If you do the periodic-cube isotropic problem, I’ll do the channel-geometry problem.

#18

You might be right about that. There’s plenty of work to do just to get the mathematical part of the algorithm working, besides the parallelism. There’s no question that Julia is ready for the serial algorithm, and it would be a good process for me to learn to use the language properly.

Maybe I’ll approach it from boths ends, developing the math part serially while experimenting separately with parallel transforms and transposes.

#19

Please keep us updated if and when you do that. I’m in particular curious of how feasible it is to build a working complex code entirely out of reusable parts. (e.g. discretize your problem using ApproxFun, solve it using DiffEq/NLSolve…). Those packages look flexible and open enough that it might be possible.

#20

I’ll definitely keep you & this thread posted.

At this point I don’t think using ApproxFun and DiffEq is the right approach. The time-stepping and spatial discretization methods for these kinds of algorithms are just too tightly intertwined. (see pages 29-35 of http://channelflow.org/dokuwiki/lib/exe/fetch.php?media=docs:chflowguide.pdf)

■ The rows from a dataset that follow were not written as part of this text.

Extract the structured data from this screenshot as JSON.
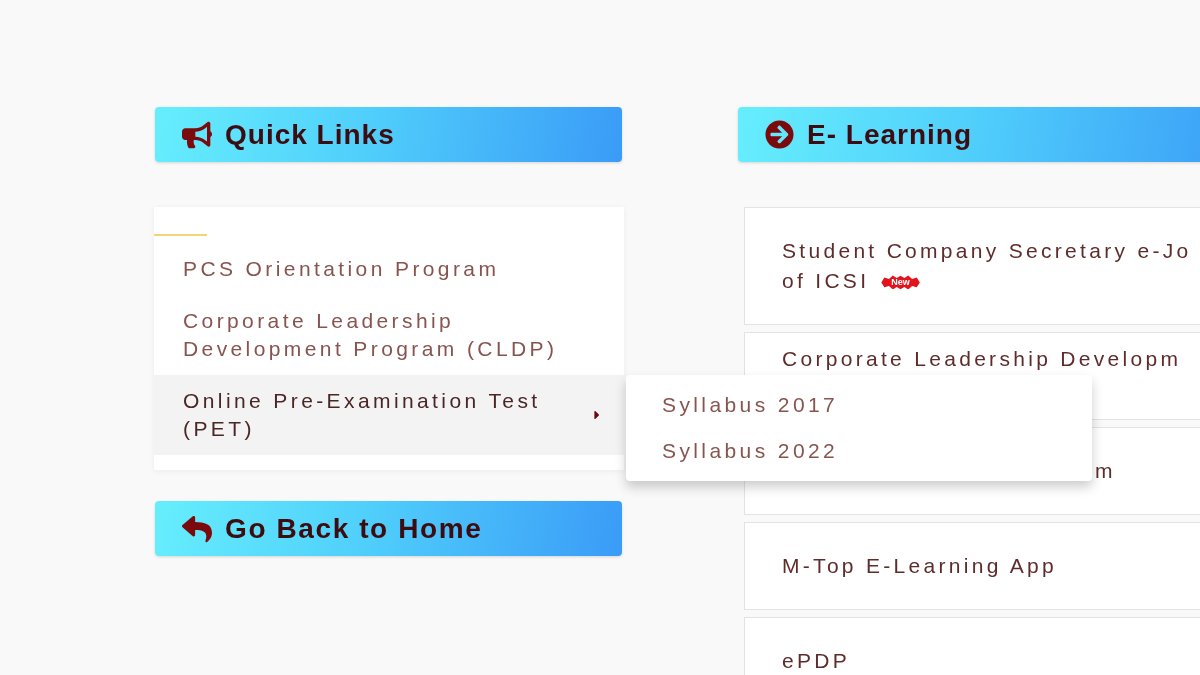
{
  "quick_links": {
    "title": "Quick Links",
    "items": [
      {
        "label": "PCS Orientation Program",
        "kind": "link",
        "expanded": false
      },
      {
        "label": "Corporate Leadership Development Program (CLDP)",
        "kind": "link",
        "expanded": false
      },
      {
        "label": "Online Pre-Examination Test (PET)",
        "kind": "submenu",
        "expanded": true,
        "children": [
          {
            "label": "Syllabus 2017"
          },
          {
            "label": "Syllabus 2022"
          }
        ]
      }
    ]
  },
  "home_button": {
    "label": "Go Back to Home"
  },
  "e_learning": {
    "title": "E- Learning",
    "cards": [
      {
        "kind": "full",
        "lines": [
          "Student Company Secretary e-Jo",
          "of ICSI"
        ],
        "badge": "New"
      },
      {
        "kind": "above_menu",
        "lines": [
          "Corporate Leadership Developm"
        ]
      },
      {
        "kind": "beside_menu",
        "lines": [
          "m"
        ]
      },
      {
        "kind": "full",
        "lines": [
          "M-Top E-Learning App"
        ]
      },
      {
        "kind": "full",
        "lines": [
          "ePDP"
        ]
      }
    ]
  }
}
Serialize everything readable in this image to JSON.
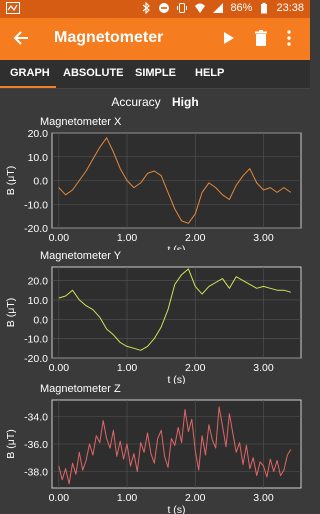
{
  "status_bar": {
    "battery": "86%",
    "time": "23:38"
  },
  "app_bar": {
    "title": "Magnetometer"
  },
  "tabs": [
    {
      "label": "GRAPH",
      "active": true
    },
    {
      "label": "ABSOLUTE",
      "active": false
    },
    {
      "label": "SIMPLE",
      "active": false
    },
    {
      "label": "HELP",
      "active": false
    }
  ],
  "accuracy": {
    "label": "Accuracy",
    "value": "High"
  },
  "colors": {
    "accent": "#f57c1f",
    "x_series": "#e3893a",
    "y_series": "#d4e157",
    "z_series": "#e06666"
  },
  "chart_data": [
    {
      "type": "line",
      "title": "Magnetometer X",
      "xlabel": "t (s)",
      "ylabel": "B (μT)",
      "xlim": [
        -0.1,
        3.55
      ],
      "ylim": [
        -20.0,
        20.0
      ],
      "xticks": [
        "0.00",
        "1.00",
        "2.00",
        "3.00"
      ],
      "xtick_values": [
        0,
        1,
        2,
        3
      ],
      "yticks": [
        "20.0",
        "10.0",
        "0.0",
        "-10.0",
        "-20.0"
      ],
      "ytick_values": [
        20,
        10,
        0,
        -10,
        -20
      ],
      "color": "#e3893a",
      "x": [
        0.0,
        0.1,
        0.2,
        0.3,
        0.4,
        0.5,
        0.6,
        0.7,
        0.8,
        0.9,
        1.0,
        1.1,
        1.2,
        1.3,
        1.4,
        1.5,
        1.6,
        1.7,
        1.8,
        1.9,
        2.0,
        2.1,
        2.2,
        2.3,
        2.4,
        2.5,
        2.6,
        2.7,
        2.8,
        2.9,
        3.0,
        3.1,
        3.2,
        3.3,
        3.4
      ],
      "values": [
        -3,
        -6,
        -4,
        0,
        4,
        9,
        14,
        18,
        12,
        5,
        0,
        -3,
        -1,
        3,
        4,
        2,
        -5,
        -12,
        -17,
        -18,
        -14,
        -5,
        -1,
        -3,
        -6,
        -8,
        -2,
        2,
        5,
        -1,
        -4,
        -3,
        -5,
        -3,
        -5
      ]
    },
    {
      "type": "line",
      "title": "Magnetometer Y",
      "xlabel": "t (s)",
      "ylabel": "B (μT)",
      "xlim": [
        -0.1,
        3.55
      ],
      "ylim": [
        -20.0,
        27.0
      ],
      "xticks": [
        "0.00",
        "1.00",
        "2.00",
        "3.00"
      ],
      "xtick_values": [
        0,
        1,
        2,
        3
      ],
      "yticks": [
        "20.0",
        "10.0",
        "0.0",
        "-10.0",
        "-20.0"
      ],
      "ytick_values": [
        20,
        10,
        0,
        -10,
        -20
      ],
      "color": "#d4e157",
      "x": [
        0.0,
        0.1,
        0.2,
        0.3,
        0.4,
        0.5,
        0.6,
        0.7,
        0.8,
        0.9,
        1.0,
        1.1,
        1.2,
        1.3,
        1.4,
        1.5,
        1.6,
        1.7,
        1.8,
        1.9,
        2.0,
        2.1,
        2.2,
        2.3,
        2.4,
        2.5,
        2.6,
        2.7,
        2.8,
        2.9,
        3.0,
        3.1,
        3.2,
        3.3,
        3.4
      ],
      "values": [
        11,
        12,
        15,
        10,
        7,
        5,
        1,
        -5,
        -8,
        -12,
        -14,
        -15,
        -16,
        -14,
        -10,
        -4,
        5,
        18,
        23,
        26,
        17,
        13,
        17,
        19,
        21,
        16,
        22,
        20,
        18,
        16,
        17,
        16,
        15,
        15,
        14
      ]
    },
    {
      "type": "line",
      "title": "Magnetometer Z",
      "xlabel": "t (s)",
      "ylabel": "B (μT)",
      "xlim": [
        -0.1,
        3.55
      ],
      "ylim": [
        -39.2,
        -32.8
      ],
      "xticks": [
        "0.00",
        "1.00",
        "2.00",
        "3.00"
      ],
      "xtick_values": [
        0,
        1,
        2,
        3
      ],
      "yticks": [
        "-34.0",
        "-36.0",
        "-38.0"
      ],
      "ytick_values": [
        -34,
        -36,
        -38
      ],
      "color": "#e06666",
      "x": [
        0.0,
        0.05,
        0.1,
        0.15,
        0.2,
        0.25,
        0.3,
        0.35,
        0.4,
        0.45,
        0.5,
        0.55,
        0.6,
        0.65,
        0.7,
        0.75,
        0.8,
        0.85,
        0.9,
        0.95,
        1.0,
        1.05,
        1.1,
        1.15,
        1.2,
        1.25,
        1.3,
        1.35,
        1.4,
        1.45,
        1.5,
        1.55,
        1.6,
        1.65,
        1.7,
        1.75,
        1.8,
        1.85,
        1.9,
        1.95,
        2.0,
        2.05,
        2.1,
        2.15,
        2.2,
        2.25,
        2.3,
        2.35,
        2.4,
        2.45,
        2.5,
        2.55,
        2.6,
        2.65,
        2.7,
        2.75,
        2.8,
        2.85,
        2.9,
        2.95,
        3.0,
        3.05,
        3.1,
        3.15,
        3.2,
        3.25,
        3.3,
        3.35,
        3.4
      ],
      "values": [
        -37.6,
        -38.6,
        -37.8,
        -38.9,
        -37.4,
        -38.2,
        -36.6,
        -37.9,
        -37.2,
        -36.0,
        -36.8,
        -35.4,
        -35.9,
        -34.3,
        -35.6,
        -36.3,
        -35.0,
        -36.9,
        -35.8,
        -37.1,
        -36.0,
        -37.6,
        -36.7,
        -38.0,
        -35.9,
        -36.6,
        -35.2,
        -36.7,
        -37.4,
        -35.6,
        -35.0,
        -36.9,
        -37.7,
        -35.6,
        -36.1,
        -34.8,
        -35.9,
        -33.5,
        -35.1,
        -34.2,
        -36.5,
        -37.9,
        -35.4,
        -36.8,
        -34.6,
        -35.7,
        -36.3,
        -33.3,
        -34.7,
        -36.2,
        -33.8,
        -35.2,
        -36.6,
        -35.9,
        -37.5,
        -36.1,
        -37.8,
        -37.0,
        -38.3,
        -37.3,
        -37.6,
        -38.4,
        -37.1,
        -38.0,
        -37.2,
        -38.3,
        -37.9,
        -36.8,
        -36.4
      ]
    }
  ]
}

I would be interested in trying to combine ApproxFun and DiffEq to solve a simpler test case of a spectral PDE algorithm, say for the 1d Kuramoto-Sivashinky equation on a periodic domain, or on a boundded domain with Dirichlet or Neuman BCs. If it works there, it’d be worth thinking about for Navier-Stokes. I have already implemented Kuramoto-Sivashinsky in a periodic domain in Julia (in order to benchmark it against the same algorithm in Matlab, Python, and C++ --and Julia wins!). I’d be happy to share that if anyone wants to take a shot at a ApproxFun+DiffEq implementation.